The Stranger nodded. "An optical illusion - light refracting off crystal deposits in the air. Presumably those same crystals account for the strange mutations among the people and animals in the region..." He tailed off, staring at the suns. "It's very beautiful."

Maya smiled. "As beautiful as evil?" He laughed, looking down at her, his eyes roaming for a second before meeting her own. "We call it the Dreaming Sun." She purred. "They say that praying to it can make a dream come true. Care to make a wish?"

The Stranger laughed again, and then leaned close. "Let's get those chains off you."

"No." Her eyes glinted darkly. "Leave them as they are."

He raised an eyebrow, then smiled, bending to kiss her belly. "If you insist."

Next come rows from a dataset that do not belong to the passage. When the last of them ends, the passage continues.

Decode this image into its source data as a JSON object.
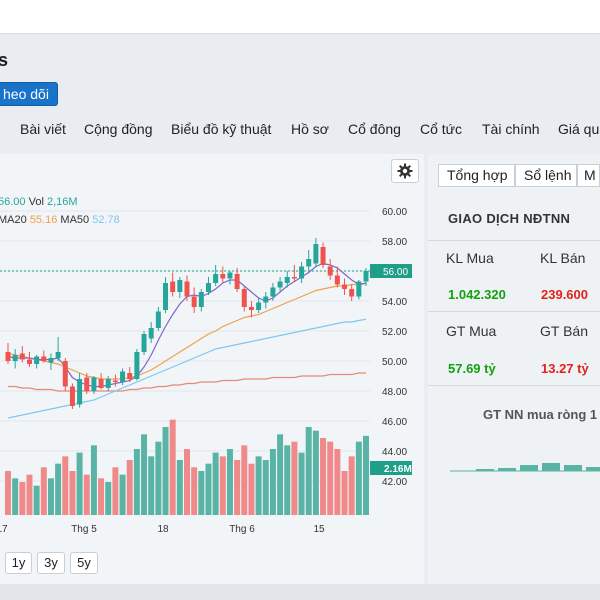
{
  "header": {
    "title": "s",
    "follow_label": "heo dõi"
  },
  "tabs": [
    "Bài viết",
    "Cộng đồng",
    "Biểu đồ kỹ thuật",
    "Hồ sơ",
    "Cổ đông",
    "Cổ tức",
    "Tài chính",
    "Giá qu"
  ],
  "chart_legend": {
    "close_value": "56.00",
    "vol_label": "Vol",
    "vol_value": "2,16M",
    "ma20_label": "MA20",
    "ma20_value": "55.16",
    "ma50_label": "MA50",
    "ma50_value": "52.78",
    "ma_colors": {
      "ma5": "#7b68c8",
      "ma20": "#f0a04b",
      "ma50": "#7ec8f0",
      "ma200": "#e8867a"
    }
  },
  "chart_data": {
    "type": "candlestick",
    "y_ticks": [
      "60.00",
      "58.00",
      "56.00",
      "54.00",
      "52.00",
      "50.00",
      "48.00",
      "46.00",
      "44.00",
      "42.00"
    ],
    "x_ticks": [
      "17",
      "Thg 5",
      "18",
      "Thg 6",
      "15"
    ],
    "last_price_label": "56.00",
    "last_volume_label": "2.16M",
    "ylim": [
      41,
      61
    ],
    "candles": [
      {
        "o": 50.6,
        "h": 51.2,
        "l": 49.8,
        "c": 50.0
      },
      {
        "o": 50.0,
        "h": 50.8,
        "l": 49.5,
        "c": 50.4
      },
      {
        "o": 50.5,
        "h": 51.0,
        "l": 49.9,
        "c": 50.1
      },
      {
        "o": 50.1,
        "h": 50.6,
        "l": 49.6,
        "c": 49.8
      },
      {
        "o": 49.8,
        "h": 50.4,
        "l": 49.5,
        "c": 50.3
      },
      {
        "o": 50.3,
        "h": 50.7,
        "l": 49.9,
        "c": 50.0
      },
      {
        "o": 49.9,
        "h": 50.5,
        "l": 49.4,
        "c": 50.2
      },
      {
        "o": 50.2,
        "h": 51.6,
        "l": 50.0,
        "c": 50.6
      },
      {
        "o": 50.0,
        "h": 50.2,
        "l": 48.0,
        "c": 48.3
      },
      {
        "o": 48.3,
        "h": 48.5,
        "l": 46.8,
        "c": 47.0
      },
      {
        "o": 47.1,
        "h": 49.2,
        "l": 46.9,
        "c": 48.8
      },
      {
        "o": 48.9,
        "h": 49.2,
        "l": 47.8,
        "c": 48.0
      },
      {
        "o": 48.0,
        "h": 49.0,
        "l": 47.8,
        "c": 48.9
      },
      {
        "o": 48.8,
        "h": 49.2,
        "l": 48.1,
        "c": 48.2
      },
      {
        "o": 48.2,
        "h": 49.0,
        "l": 48.0,
        "c": 48.8
      },
      {
        "o": 48.7,
        "h": 49.1,
        "l": 48.3,
        "c": 48.6
      },
      {
        "o": 48.6,
        "h": 49.5,
        "l": 48.4,
        "c": 49.3
      },
      {
        "o": 49.2,
        "h": 49.6,
        "l": 48.6,
        "c": 48.8
      },
      {
        "o": 48.8,
        "h": 50.8,
        "l": 48.7,
        "c": 50.6
      },
      {
        "o": 50.6,
        "h": 52.0,
        "l": 50.4,
        "c": 51.8
      },
      {
        "o": 51.5,
        "h": 52.6,
        "l": 51.2,
        "c": 52.2
      },
      {
        "o": 52.2,
        "h": 53.6,
        "l": 52.0,
        "c": 53.3
      },
      {
        "o": 53.4,
        "h": 55.6,
        "l": 53.2,
        "c": 55.2
      },
      {
        "o": 55.3,
        "h": 55.9,
        "l": 54.3,
        "c": 54.6
      },
      {
        "o": 54.6,
        "h": 55.6,
        "l": 54.2,
        "c": 55.4
      },
      {
        "o": 55.3,
        "h": 55.7,
        "l": 54.0,
        "c": 54.3
      },
      {
        "o": 54.3,
        "h": 54.9,
        "l": 53.2,
        "c": 53.6
      },
      {
        "o": 53.6,
        "h": 54.8,
        "l": 53.3,
        "c": 54.6
      },
      {
        "o": 54.6,
        "h": 55.6,
        "l": 54.4,
        "c": 55.2
      },
      {
        "o": 55.2,
        "h": 56.4,
        "l": 55.0,
        "c": 55.8
      },
      {
        "o": 55.8,
        "h": 56.3,
        "l": 55.2,
        "c": 55.5
      },
      {
        "o": 55.5,
        "h": 56.0,
        "l": 55.1,
        "c": 55.9
      },
      {
        "o": 55.8,
        "h": 56.2,
        "l": 54.6,
        "c": 54.8
      },
      {
        "o": 54.8,
        "h": 55.0,
        "l": 53.3,
        "c": 53.6
      },
      {
        "o": 53.6,
        "h": 54.0,
        "l": 52.9,
        "c": 53.4
      },
      {
        "o": 53.4,
        "h": 54.2,
        "l": 53.2,
        "c": 53.9
      },
      {
        "o": 53.9,
        "h": 54.6,
        "l": 53.5,
        "c": 54.3
      },
      {
        "o": 54.3,
        "h": 55.2,
        "l": 54.0,
        "c": 54.9
      },
      {
        "o": 54.9,
        "h": 55.6,
        "l": 54.6,
        "c": 55.3
      },
      {
        "o": 55.2,
        "h": 56.0,
        "l": 54.9,
        "c": 55.6
      },
      {
        "o": 55.6,
        "h": 56.4,
        "l": 55.3,
        "c": 55.5
      },
      {
        "o": 55.5,
        "h": 56.6,
        "l": 55.2,
        "c": 56.3
      },
      {
        "o": 56.3,
        "h": 57.4,
        "l": 56.0,
        "c": 56.8
      },
      {
        "o": 56.5,
        "h": 58.2,
        "l": 56.3,
        "c": 57.8
      },
      {
        "o": 57.6,
        "h": 57.9,
        "l": 56.2,
        "c": 56.4
      },
      {
        "o": 56.3,
        "h": 56.8,
        "l": 55.4,
        "c": 55.7
      },
      {
        "o": 55.7,
        "h": 56.3,
        "l": 54.9,
        "c": 55.1
      },
      {
        "o": 55.1,
        "h": 55.5,
        "l": 54.4,
        "c": 54.8
      },
      {
        "o": 54.8,
        "h": 55.1,
        "l": 54.0,
        "c": 54.3
      },
      {
        "o": 54.3,
        "h": 55.4,
        "l": 54.1,
        "c": 55.3
      },
      {
        "o": 55.3,
        "h": 56.2,
        "l": 55.0,
        "c": 56.0
      }
    ],
    "volume_ylim": [
      0,
      3.0
    ],
    "volumes": [
      1.2,
      1.0,
      0.9,
      1.1,
      0.8,
      1.3,
      1.0,
      1.4,
      1.6,
      1.2,
      1.7,
      1.1,
      1.9,
      1.0,
      0.9,
      1.3,
      1.1,
      1.5,
      1.8,
      2.2,
      1.6,
      2.0,
      2.4,
      2.6,
      1.5,
      1.8,
      1.3,
      1.2,
      1.4,
      1.7,
      1.6,
      1.8,
      1.5,
      1.9,
      1.4,
      1.6,
      1.5,
      1.8,
      2.2,
      1.9,
      2.0,
      1.7,
      2.4,
      2.3,
      2.1,
      2.0,
      1.8,
      1.2,
      1.6,
      2.0,
      2.16
    ],
    "ma5": [
      50.3,
      50.2,
      50.2,
      50.2,
      50.1,
      50.1,
      50.1,
      50.2,
      49.6,
      48.9,
      48.6,
      48.4,
      48.3,
      48.3,
      48.4,
      48.5,
      48.6,
      48.7,
      49.0,
      49.6,
      50.4,
      51.4,
      52.3,
      53.1,
      53.8,
      54.3,
      54.4,
      54.3,
      54.5,
      54.8,
      55.2,
      55.4,
      55.4,
      55.0,
      54.6,
      54.2,
      54.0,
      54.2,
      54.6,
      55.0,
      55.3,
      55.6,
      55.9,
      56.3,
      56.5,
      56.4,
      56.2,
      55.8,
      55.4,
      55.1,
      55.2
    ],
    "ma20": [
      50.5,
      50.4,
      50.3,
      50.2,
      50.1,
      50.0,
      49.9,
      49.8,
      49.6,
      49.4,
      49.2,
      49.0,
      48.9,
      48.8,
      48.8,
      48.8,
      48.8,
      48.9,
      49.0,
      49.2,
      49.4,
      49.7,
      50.0,
      50.3,
      50.6,
      50.9,
      51.2,
      51.5,
      51.8,
      52.0,
      52.3,
      52.5,
      52.7,
      52.9,
      53.0,
      53.1,
      53.3,
      53.5,
      53.7,
      53.9,
      54.1,
      54.3,
      54.5,
      54.7,
      54.8,
      54.9,
      55.0,
      55.0,
      55.1,
      55.1,
      55.16
    ],
    "ma50": [
      46.2,
      46.3,
      46.4,
      46.5,
      46.6,
      46.7,
      46.8,
      46.9,
      47.0,
      47.1,
      47.2,
      47.3,
      47.4,
      47.6,
      47.8,
      48.0,
      48.2,
      48.4,
      48.6,
      48.8,
      49.0,
      49.2,
      49.4,
      49.6,
      49.8,
      50.0,
      50.2,
      50.4,
      50.6,
      50.8,
      50.9,
      51.0,
      51.1,
      51.2,
      51.3,
      51.4,
      51.5,
      51.6,
      51.7,
      51.8,
      51.9,
      52.0,
      52.1,
      52.2,
      52.3,
      52.4,
      52.5,
      52.6,
      52.6,
      52.7,
      52.78
    ],
    "ma200": [
      48.3,
      48.3,
      48.2,
      48.2,
      48.1,
      48.1,
      48.1,
      48.0,
      48.0,
      48.0,
      48.0,
      48.0,
      48.0,
      48.0,
      48.0,
      48.0,
      48.0,
      48.1,
      48.1,
      48.2,
      48.2,
      48.3,
      48.3,
      48.4,
      48.4,
      48.5,
      48.5,
      48.6,
      48.6,
      48.6,
      48.7,
      48.7,
      48.7,
      48.8,
      48.8,
      48.8,
      48.8,
      48.9,
      48.9,
      48.9,
      48.9,
      49.0,
      49.0,
      49.0,
      49.0,
      49.1,
      49.1,
      49.1,
      49.1,
      49.2,
      49.2
    ]
  },
  "period_buttons": [
    "1y",
    "3y",
    "5y"
  ],
  "right_panel": {
    "tabs": [
      "Tổng hợp",
      "Sổ lệnh",
      "M"
    ],
    "title": "GIAO DỊCH NĐTNN",
    "kl_mua_label": "KL Mua",
    "kl_ban_label": "KL Bán",
    "kl_mua_value": "1.042.320",
    "kl_ban_value": "239.600",
    "gt_mua_label": "GT Mua",
    "gt_ban_label": "GT Bán",
    "gt_mua_value": "57.69 tỷ",
    "gt_ban_value": "13.27 tỷ",
    "net_label": "GT NN mua ròng 1",
    "net_bars": [
      0.2,
      0.3,
      0.6,
      0.8,
      0.6,
      0.4,
      0.5
    ]
  },
  "colors": {
    "up": "#26a69a",
    "down": "#ef5350",
    "vol_up": "#5ab4a6",
    "vol_down": "#f08a8a",
    "accent": "#1a73c9",
    "price_tag": "#1f9e8a"
  }
}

She purred, enjoying the feel of his lips and the soft rubbing of his beard, listening to him breathing in her scent, feeling his strong hands closing about her waist, seeming to restrain her more than the taut chains. "Tell me, Stranger." she breathed, "Tell me your true name."

He looked up, his blue eyes piercing.

"Doc Thunder."

 

"You lied to me."

Maya spoke the words without emotion, without anger or sadness. She simply stated a fact.

"No, I didn't." Doc Thunder sat in his lab, surrounded by all his equipment, all his experiments, all his useless junk. His voice was lost, haunted, and so very, very tired. For the first time in his life, he had no idea what to do, what to say.

How had it come to this?

She'd slept in the bedroom, alone, and he'd stayed down here, pretending to work, doing nothing but fiddling, keeping his fingers busy and trying not to feel that emptiness, the black despair yawning inside him.

He hadn't realised what it would feel like to lose her. He hadn't realised he could.